VICTORY: Britain concedes America’s independence, signs Treaty of Paris
The Treaty of Paris Desk is seen inside of the John Quincy Adams State Drawing Room at the State Department on May 24, 2016 in Washington, DC. The Treaty of Paris, which ended the Revolutionary War, was signed on the desk in 1783. / AFP / Mandel Ngan / TO GO WITH AFP STORY BY ELODIE MAZEIN (Photo credit should read MANDEL NGAN/AFP/Getty Images)

PARIS; SEPTEMBER 3, 1783— In a monumentous event that will surely change the balance of power in Europe and across the globe, the British government has signed a treaty recognizing the independence of its former colony, the United States of America.

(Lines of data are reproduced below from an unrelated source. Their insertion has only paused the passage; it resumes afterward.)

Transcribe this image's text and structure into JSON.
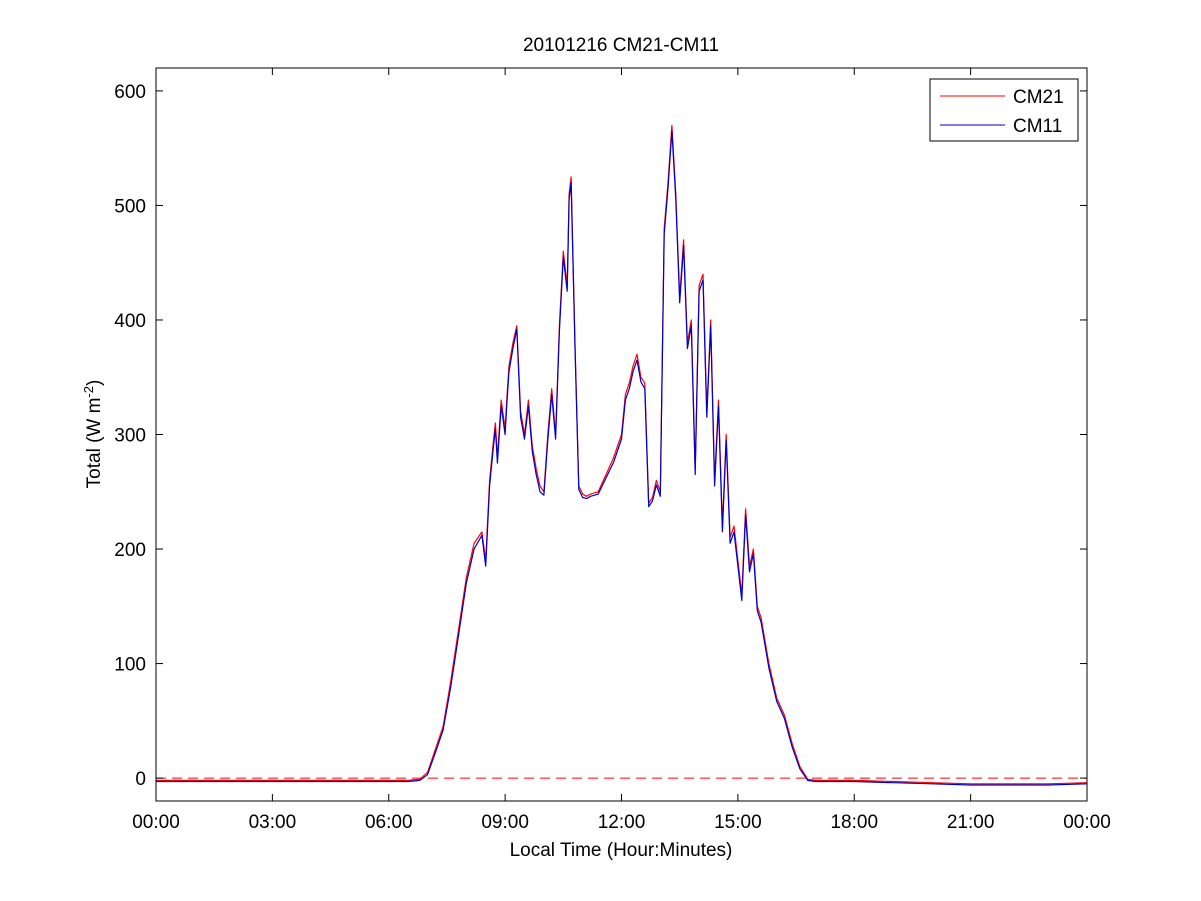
{
  "chart_data": {
    "type": "line",
    "title": "20101216 CM21-CM11",
    "xlabel": "Local Time (Hour:Minutes)",
    "ylabel": {
      "prefix": "Total (W m",
      "superscript": "-2",
      "suffix": ")"
    },
    "x_unit": "hours",
    "xlim": [
      0,
      24
    ],
    "ylim": [
      -20,
      620
    ],
    "x_ticks": [
      {
        "value": 0,
        "label": "00:00"
      },
      {
        "value": 3,
        "label": "03:00"
      },
      {
        "value": 6,
        "label": "06:00"
      },
      {
        "value": 9,
        "label": "09:00"
      },
      {
        "value": 12,
        "label": "12:00"
      },
      {
        "value": 15,
        "label": "15:00"
      },
      {
        "value": 18,
        "label": "18:00"
      },
      {
        "value": 21,
        "label": "21:00"
      },
      {
        "value": 24,
        "label": "00:00"
      }
    ],
    "y_ticks": [
      {
        "value": 0,
        "label": "0"
      },
      {
        "value": 100,
        "label": "100"
      },
      {
        "value": 200,
        "label": "200"
      },
      {
        "value": 300,
        "label": "300"
      },
      {
        "value": 400,
        "label": "400"
      },
      {
        "value": 500,
        "label": "500"
      },
      {
        "value": 600,
        "label": "600"
      }
    ],
    "grid": false,
    "legend_position": "top-right",
    "reference_line": {
      "y": 0,
      "style": "dashed",
      "color": "#ff0000"
    },
    "series": [
      {
        "name": "CM21",
        "color": "#ff0000",
        "x": [
          0,
          1,
          2,
          3,
          4,
          5,
          6,
          6.5,
          6.8,
          7,
          7.2,
          7.4,
          7.6,
          7.8,
          8,
          8.2,
          8.4,
          8.5,
          8.6,
          8.7,
          8.75,
          8.8,
          8.9,
          9,
          9.05,
          9.1,
          9.2,
          9.3,
          9.4,
          9.5,
          9.6,
          9.7,
          9.8,
          9.9,
          10,
          10.1,
          10.2,
          10.3,
          10.4,
          10.5,
          10.6,
          10.65,
          10.7,
          10.8,
          10.9,
          11,
          11.1,
          11.2,
          11.4,
          11.6,
          11.8,
          12,
          12.1,
          12.2,
          12.3,
          12.4,
          12.5,
          12.6,
          12.7,
          12.8,
          12.9,
          13,
          13.1,
          13.2,
          13.3,
          13.4,
          13.5,
          13.6,
          13.7,
          13.8,
          13.9,
          14,
          14.1,
          14.2,
          14.3,
          14.4,
          14.5,
          14.6,
          14.7,
          14.8,
          14.9,
          15,
          15.1,
          15.2,
          15.3,
          15.4,
          15.5,
          15.6,
          15.7,
          15.8,
          16,
          16.2,
          16.4,
          16.6,
          16.8,
          17,
          17.2,
          17.5,
          18,
          19,
          20,
          21,
          22,
          23,
          24
        ],
        "values": [
          -2,
          -2,
          -2,
          -2,
          -2,
          -2,
          -2,
          -2,
          -1,
          5,
          25,
          45,
          85,
          130,
          175,
          205,
          215,
          190,
          260,
          295,
          310,
          280,
          330,
          305,
          335,
          360,
          380,
          395,
          320,
          300,
          330,
          290,
          270,
          255,
          250,
          300,
          340,
          300,
          395,
          460,
          430,
          510,
          525,
          380,
          255,
          248,
          246,
          248,
          250,
          265,
          280,
          300,
          335,
          345,
          360,
          370,
          350,
          345,
          240,
          245,
          260,
          250,
          480,
          520,
          570,
          510,
          420,
          470,
          380,
          400,
          270,
          430,
          440,
          320,
          400,
          260,
          330,
          220,
          300,
          210,
          220,
          190,
          160,
          235,
          185,
          200,
          150,
          140,
          120,
          100,
          70,
          55,
          30,
          10,
          -1,
          -2,
          -2,
          -2,
          -2,
          -3,
          -4,
          -5,
          -5,
          -5,
          -4
        ]
      },
      {
        "name": "CM11",
        "color": "#0000cc",
        "x": [
          0,
          1,
          2,
          3,
          4,
          5,
          6,
          6.5,
          6.8,
          7,
          7.2,
          7.4,
          7.6,
          7.8,
          8,
          8.2,
          8.4,
          8.5,
          8.6,
          8.7,
          8.75,
          8.8,
          8.9,
          9,
          9.05,
          9.1,
          9.2,
          9.3,
          9.4,
          9.5,
          9.6,
          9.7,
          9.8,
          9.9,
          10,
          10.1,
          10.2,
          10.3,
          10.4,
          10.5,
          10.6,
          10.65,
          10.7,
          10.8,
          10.9,
          11,
          11.1,
          11.2,
          11.4,
          11.6,
          11.8,
          12,
          12.1,
          12.2,
          12.3,
          12.4,
          12.5,
          12.6,
          12.7,
          12.8,
          12.9,
          13,
          13.1,
          13.2,
          13.3,
          13.4,
          13.5,
          13.6,
          13.7,
          13.8,
          13.9,
          14,
          14.1,
          14.2,
          14.3,
          14.4,
          14.5,
          14.6,
          14.7,
          14.8,
          14.9,
          15,
          15.1,
          15.2,
          15.3,
          15.4,
          15.5,
          15.6,
          15.7,
          15.8,
          16,
          16.2,
          16.4,
          16.6,
          16.8,
          17,
          17.2,
          17.5,
          18,
          19,
          20,
          21,
          22,
          23,
          24
        ],
        "values": [
          -3,
          -3,
          -3,
          -3,
          -3,
          -3,
          -3,
          -3,
          -2,
          3,
          22,
          42,
          80,
          125,
          170,
          200,
          212,
          185,
          255,
          290,
          305,
          275,
          325,
          300,
          330,
          355,
          375,
          392,
          315,
          296,
          325,
          285,
          265,
          250,
          247,
          295,
          335,
          296,
          390,
          455,
          425,
          505,
          520,
          375,
          252,
          245,
          244,
          246,
          248,
          262,
          276,
          296,
          330,
          340,
          355,
          365,
          346,
          340,
          237,
          242,
          256,
          246,
          475,
          515,
          565,
          505,
          415,
          465,
          375,
          395,
          265,
          425,
          435,
          315,
          395,
          255,
          325,
          215,
          295,
          205,
          215,
          185,
          155,
          230,
          180,
          196,
          146,
          136,
          116,
          96,
          67,
          52,
          27,
          8,
          -2,
          -3,
          -3,
          -3,
          -3,
          -4,
          -5,
          -6,
          -6,
          -6,
          -5
        ]
      }
    ]
  }
}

America’s recognition as an independent country formalizes what has long been considered a foregone conclusion since the surrender of Lord Cornwallis’ forces in Yorktown, Virginia. After Cornwallis’ military disaster, the British government has faced considerable unrest and upheaval, which saw the government of Lord North fall in favor of the Earl of Shelburne, who promptly began negotiations with the American diplomatic team of John Adams, Benjamin Franklin, and John Jay. Adams had been dispatched to France in 1779 for peace talks that were at that time still very premature. Adams ran personally afoul of French diplomat Charles Gravier, Count of Vergennes, and sources indicate that the bulk of negotiating with the French was carried out by Franklin and Jay.

Together, the trio of negotiators deftly maneuvered through a delicate bargaining situation, and ensured not only that Britain offered generous terms to the Americans, but also that America did not end up as a vassal state of France. According to the terms of the treaty, Britain will be required to return Florida to Spain, but will be permitted to retain its territory in Canada. British forces will immediately commence withdrawal from American territory. America will be granted all other land currently held by Britain on the North American continent as far west as the Mississippi River, greatly enlarging the fledgling country’s size and providing plentiful territory for new settlers to claim. The settlement of land west of Appalachia was an especially thorny point of contention between American colonists and the British government prior to the start of the war.

Most surprisingly, the British agreed to terms that did not require the American colonists to pay reparations to loyalists for property damaged during the war. Instead, the treaty simply required Congress to advise each of the American colonies to make restitution for “rights and properties which have been confiscated.” Colonists will likewise be required to pay prewar debts to British creditors “in Sterling Money.”

The terms of the treaty represent almost total victory for the American negotiating team, and reflect not only America’s strong bargaining position, won by the army at Yorktown, and Shelburne’s eagerness to put the war behind him, on behalf of Great Britain. Sources inside the French government indicate that Vergennes and others were angered to learn that the Americans had concluded a separate piece with the British. One anonymous French diplomat claimed that America’s decision would likely encourage Britain to take a harder line with France than they otherwise would have during the course of negotiating a joint treaty. However, a swift and passionate apology from Benjamin Franklin seems to have averted more open hostility between America and France, and France has even indicated a willingness to extend financial aid to the fledgling country as a way to ensure America’s continued indpendence from this day forward.